43 En outre, la marque antérieure est une marque de l’Union européenne. Par conséquent, le public pertinent par rapport auquel l’appréciation du risque de confusion doit être effectuée est composé de personnes opérant dans l’industrie des casinos et des salles de jeux qui sont établies dans l’Union européenne.
Comparaison des produits
44 Pour apprécier la similitude des produits concernés, il convient de prendre en compte tous les facteurs pertinents relatifs à ces produits eux-mêmes. Ces facteurs incluent, entre autres, leur nature, leur destination et leur mode d’utilisation, ainsi que le fait qu’ils soient en concurrence les uns avec les autres ou qu’ils soient complémentaires (29/09/1998, C-39/97, Canon,
EU:C:1998:442, § 23). Des facteurs supplémentaires incluent la finalité des produits, la question de savoir s’ils peuvent être fabriqués, vendus ou fournis par la même entreprise ou par des entreprises économiquement liées, ainsi que leurs canaux de distribution et leurs points de vente.

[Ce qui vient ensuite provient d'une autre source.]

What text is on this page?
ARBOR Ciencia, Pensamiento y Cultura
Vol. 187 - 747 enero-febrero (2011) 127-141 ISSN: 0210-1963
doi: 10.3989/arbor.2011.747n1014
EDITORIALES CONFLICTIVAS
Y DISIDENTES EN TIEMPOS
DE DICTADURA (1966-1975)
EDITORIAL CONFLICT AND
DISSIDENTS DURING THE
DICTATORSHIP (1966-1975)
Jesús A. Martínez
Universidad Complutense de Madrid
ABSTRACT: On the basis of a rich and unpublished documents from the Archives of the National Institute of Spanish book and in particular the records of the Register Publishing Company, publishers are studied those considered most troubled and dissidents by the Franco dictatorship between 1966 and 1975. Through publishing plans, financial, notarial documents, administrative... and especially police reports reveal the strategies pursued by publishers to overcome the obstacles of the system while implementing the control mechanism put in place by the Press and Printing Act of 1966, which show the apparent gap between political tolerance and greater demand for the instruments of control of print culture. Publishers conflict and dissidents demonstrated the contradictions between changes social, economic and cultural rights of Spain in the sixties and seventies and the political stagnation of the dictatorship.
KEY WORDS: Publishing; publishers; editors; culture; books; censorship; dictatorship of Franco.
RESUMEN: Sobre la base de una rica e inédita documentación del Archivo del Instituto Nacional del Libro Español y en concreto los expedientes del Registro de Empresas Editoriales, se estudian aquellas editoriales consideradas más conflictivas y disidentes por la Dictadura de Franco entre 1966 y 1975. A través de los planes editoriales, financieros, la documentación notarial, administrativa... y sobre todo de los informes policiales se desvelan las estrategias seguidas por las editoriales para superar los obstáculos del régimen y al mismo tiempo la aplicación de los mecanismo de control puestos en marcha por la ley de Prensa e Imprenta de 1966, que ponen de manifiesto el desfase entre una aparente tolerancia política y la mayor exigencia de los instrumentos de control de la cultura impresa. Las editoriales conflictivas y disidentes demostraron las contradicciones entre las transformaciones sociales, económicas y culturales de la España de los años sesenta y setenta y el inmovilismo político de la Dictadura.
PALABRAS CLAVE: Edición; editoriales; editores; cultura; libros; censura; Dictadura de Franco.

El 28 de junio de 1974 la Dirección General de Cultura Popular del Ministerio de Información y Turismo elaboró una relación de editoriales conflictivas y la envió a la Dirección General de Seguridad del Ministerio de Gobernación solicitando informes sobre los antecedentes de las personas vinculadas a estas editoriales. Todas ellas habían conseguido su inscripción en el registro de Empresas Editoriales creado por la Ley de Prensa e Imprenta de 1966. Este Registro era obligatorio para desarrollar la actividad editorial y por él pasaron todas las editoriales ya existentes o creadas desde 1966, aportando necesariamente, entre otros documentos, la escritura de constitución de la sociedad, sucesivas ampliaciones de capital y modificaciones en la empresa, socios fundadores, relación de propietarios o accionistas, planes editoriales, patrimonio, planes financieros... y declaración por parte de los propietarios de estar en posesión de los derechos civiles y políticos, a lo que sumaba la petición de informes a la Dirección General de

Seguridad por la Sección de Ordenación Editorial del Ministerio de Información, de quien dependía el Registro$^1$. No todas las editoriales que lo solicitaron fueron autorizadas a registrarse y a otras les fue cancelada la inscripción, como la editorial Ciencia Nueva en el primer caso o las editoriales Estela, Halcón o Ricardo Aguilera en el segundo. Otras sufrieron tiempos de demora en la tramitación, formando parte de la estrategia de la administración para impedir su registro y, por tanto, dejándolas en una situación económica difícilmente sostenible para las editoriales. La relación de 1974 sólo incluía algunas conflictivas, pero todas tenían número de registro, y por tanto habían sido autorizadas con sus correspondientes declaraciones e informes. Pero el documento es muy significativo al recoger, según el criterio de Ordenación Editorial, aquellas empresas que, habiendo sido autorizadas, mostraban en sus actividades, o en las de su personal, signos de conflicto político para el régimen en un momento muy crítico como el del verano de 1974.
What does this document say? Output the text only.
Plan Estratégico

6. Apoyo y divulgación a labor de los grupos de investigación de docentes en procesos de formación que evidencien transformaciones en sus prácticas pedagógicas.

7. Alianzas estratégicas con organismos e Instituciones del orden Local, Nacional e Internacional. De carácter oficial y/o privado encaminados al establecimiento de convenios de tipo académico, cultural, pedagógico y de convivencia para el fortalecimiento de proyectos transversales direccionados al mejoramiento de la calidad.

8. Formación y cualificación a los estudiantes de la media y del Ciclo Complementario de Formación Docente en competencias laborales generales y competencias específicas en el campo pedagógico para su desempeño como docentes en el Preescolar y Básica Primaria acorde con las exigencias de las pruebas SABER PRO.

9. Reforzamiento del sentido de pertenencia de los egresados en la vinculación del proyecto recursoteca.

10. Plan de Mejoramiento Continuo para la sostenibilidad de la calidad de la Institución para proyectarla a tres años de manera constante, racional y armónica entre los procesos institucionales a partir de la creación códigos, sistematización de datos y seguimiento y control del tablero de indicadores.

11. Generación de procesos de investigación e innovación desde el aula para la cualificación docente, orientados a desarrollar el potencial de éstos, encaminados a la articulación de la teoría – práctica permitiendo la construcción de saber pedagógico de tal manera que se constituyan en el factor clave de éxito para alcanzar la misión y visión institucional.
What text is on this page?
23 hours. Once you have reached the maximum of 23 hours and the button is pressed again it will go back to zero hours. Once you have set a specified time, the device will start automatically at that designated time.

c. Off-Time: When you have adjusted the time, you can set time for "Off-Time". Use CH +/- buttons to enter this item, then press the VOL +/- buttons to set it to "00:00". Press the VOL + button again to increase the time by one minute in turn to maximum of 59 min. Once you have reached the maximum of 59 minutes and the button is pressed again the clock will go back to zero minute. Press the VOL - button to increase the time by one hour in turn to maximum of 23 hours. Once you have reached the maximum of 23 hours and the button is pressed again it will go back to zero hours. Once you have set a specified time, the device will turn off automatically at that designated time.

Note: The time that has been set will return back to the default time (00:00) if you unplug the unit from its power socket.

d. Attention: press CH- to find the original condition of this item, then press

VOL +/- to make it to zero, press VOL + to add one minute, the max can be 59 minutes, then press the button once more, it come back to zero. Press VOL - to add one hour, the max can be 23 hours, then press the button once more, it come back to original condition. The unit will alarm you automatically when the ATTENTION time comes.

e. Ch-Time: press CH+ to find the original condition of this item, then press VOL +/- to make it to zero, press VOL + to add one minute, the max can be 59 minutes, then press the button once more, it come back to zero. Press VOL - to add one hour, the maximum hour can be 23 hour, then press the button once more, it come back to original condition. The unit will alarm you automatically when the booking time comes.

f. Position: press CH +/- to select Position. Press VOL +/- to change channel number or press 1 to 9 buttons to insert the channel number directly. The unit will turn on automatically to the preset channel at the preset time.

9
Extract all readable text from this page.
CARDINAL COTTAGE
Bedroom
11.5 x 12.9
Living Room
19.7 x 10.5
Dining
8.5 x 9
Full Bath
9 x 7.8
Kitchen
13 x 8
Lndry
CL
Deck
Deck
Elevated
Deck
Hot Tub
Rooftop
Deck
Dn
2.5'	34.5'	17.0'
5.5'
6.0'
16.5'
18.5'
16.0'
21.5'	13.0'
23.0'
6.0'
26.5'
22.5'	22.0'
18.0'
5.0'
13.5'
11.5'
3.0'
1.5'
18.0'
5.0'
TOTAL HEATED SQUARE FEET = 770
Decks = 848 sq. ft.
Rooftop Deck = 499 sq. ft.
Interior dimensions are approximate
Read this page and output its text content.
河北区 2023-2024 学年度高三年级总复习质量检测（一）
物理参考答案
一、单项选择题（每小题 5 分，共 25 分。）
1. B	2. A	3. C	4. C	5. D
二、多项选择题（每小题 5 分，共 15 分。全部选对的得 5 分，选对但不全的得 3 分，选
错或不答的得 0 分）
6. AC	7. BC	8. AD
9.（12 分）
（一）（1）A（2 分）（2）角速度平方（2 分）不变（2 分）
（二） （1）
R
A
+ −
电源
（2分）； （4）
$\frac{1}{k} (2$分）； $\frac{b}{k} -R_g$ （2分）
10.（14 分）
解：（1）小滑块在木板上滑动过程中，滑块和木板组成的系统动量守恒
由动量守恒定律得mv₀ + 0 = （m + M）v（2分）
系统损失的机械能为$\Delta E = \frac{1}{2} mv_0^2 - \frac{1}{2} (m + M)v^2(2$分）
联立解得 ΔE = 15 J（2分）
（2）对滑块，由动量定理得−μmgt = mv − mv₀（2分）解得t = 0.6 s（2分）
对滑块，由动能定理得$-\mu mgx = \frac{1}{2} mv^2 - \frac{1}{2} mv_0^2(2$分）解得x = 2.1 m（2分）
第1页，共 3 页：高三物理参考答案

45 Le logiciel informatique (enregistré) contesté chevauche le logiciel pour jeux de casino et de salles de jeux, pour machines de jeux, machines à sous ou machines de jeux de loterie vidéo du demandeur en nullité. Par conséquent, ils sont identiques
46 Les appareils pour l’enregistrement, la transmission ou la reproduction du son ou des images ; moniteurs [matériel informatique] contestés de la classe 9 sont similaires dans une mesure moyenne au logiciel pour jeux de casino et de salles de jeux, pour machines de jeux, machines à sous ou machines de jeux de loterie vidéo antérieur. Les produits antérieurs englobent une large gamme d’applications spécialisées conçues pour soutenir le fonctionnement, la gestion et l’amélioration des environnements de jeu. Cela inclut les logiciels intégrés ou utilisés pour faire fonctionner des machines de jeux telles que les machines à sous, mais aussi les systèmes de gestion dorsale utilisés pour surveiller les performances des jeux, la sécurité et la surveillance. Par conséquent, les produits partagent une finalité commune, car les deux sont destinés à remplir une fonction de divertissement ou de jeu. De plus, ils sont de nature complémentaire, en particulier dans le contexte de l’industrie des casinos et des salles de jeux, où les logiciels informatiques utilisés dans les machines à sous ou les terminaux de jeu fonctionnent fréquemment en conjonction avec du matériel conçu pour la reproduction du son et des images. Cette intégration est essentielle non seulement pour offrir une expérience de jeu immersive et interactive, mais aussi pour permettre des fonctionnalités de surveillance et de contrôle qui sont critiques dans de tels environnements réglementés.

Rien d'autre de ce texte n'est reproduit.